In fine, le conflit devrait être négatif pour le secteur et, selon les prévisions de LVMH révélées lors de la publication de ses ventes le 13 avril, coûter 1% de croissance en 2026. La clientèle du Moyen-Orient représente en effet 6 à 8% des ventes des sociétés de luxe (incluant les magasins locaux, notamment à Dubaï, et les achats des voyageurs moyen-orientaux dans des boutiques en Europe). De plus, il existe un impact indirect provenant de la réduction du pouvoir d’achat de la clientèle dite « aspirationnelle ». Cette dernière est incarnée par des personnes de la classe moyenne à aisée qui, sensibles à la conjoncture et aux prix de l’énergie, achètent de manière non régulière des articles de luxe. Cette clientèle représente plus de la moitié des ventes du secteur. Le reste des ventes de produits de luxe est le fait de clients fortunés, plus résilients financièrement. Au total, nous prévoyons que la croissance du secteur sera plus faible que prévu en 2026, seuls les États-Unis affichant une amélioration des tendances par rapport à 2025, tandis que les ventes de luxe dans d’autres régions devraient connaître un premier semestre plus faible. Les nouvelles prévisions à fin avril sont une croissance des ventes ramenée entre +3% et +4% pour 2026. Les moteurs de croissance sous-jacents restent, à ce stade, inchangés, sur la base du scénario d’un conflit qui ne s’éternisera pas, et donc d’un impact limité dans le temps sur le cours du pétrole et l’inflation.
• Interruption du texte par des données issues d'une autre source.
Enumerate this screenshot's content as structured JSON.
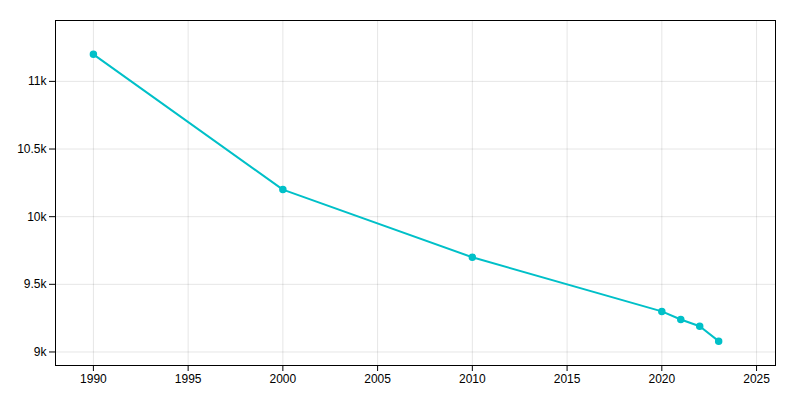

Ces moteurs sont, entre autres, la hausse des revenus et de la fortune des clients très aisés (effet de richesse), de nouveaux créateurs et des collections rajeunies permettant de raviver l’engagement des consommateurs, une reprise de la consommation chinoise, et une stabilisation de l’euro. Dans l’ensemble, nous tablons donc sur une croissance des ventes de +3% à +4% en 2026, et un rebond post-conflit de +6% à +7% en 2027. Le marché financier anticipe déjà en grande partie ce ralentissement en 2026 après les chutes des actions par secteur au premier trimestre, en moyenne de -8% du début 2026 à la mi-avril, soit une performance inférieure à celle de l’indice européen Stoxx 600, lequel était en hausse sur la même période. Cette chute a ramené les valorisations au point bas de leur fourchette sur dix ans, avec un ratio cours-bénéfice estimé à douze mois, proche de vingt.

Comment se positionner ?

Dans ce contexte incertain à court terme mais positif à moyen et long terme, comment les investisseurs devraient-ils se positionner? Comme toujours en période d’incertitude, le luxe devrait se montrer plus résilient, car les clients fortunés sont moins impactés par la hausse des prix de l’énergie que la moyenne des gens. De ce fait, les investisseurs devraient se positionner sur les marques ayant une exposition à la clientèle très aisée tant que les incertitudes géopolitiques dureront, alors que les marques attirant les clients aspirationnels devraient connaître un rebond plus marqué une fois la désescalade enclenchée.

À plus long terme, les cours actuels des sociétés de luxe offrent des points d’entrée intéressants, car nous estimons que les catalyseurs de croissance séculaire du luxe restent de mise: enrichissement de la population, naissance d’une classe moyenne supérieure dans les marchés émergents, diversification de l’offre vers de nouveaux produits (cosmétique, décoration, vin, optique…) et repositionnement des marques sur l’expérience plutôt que sur le seul produit.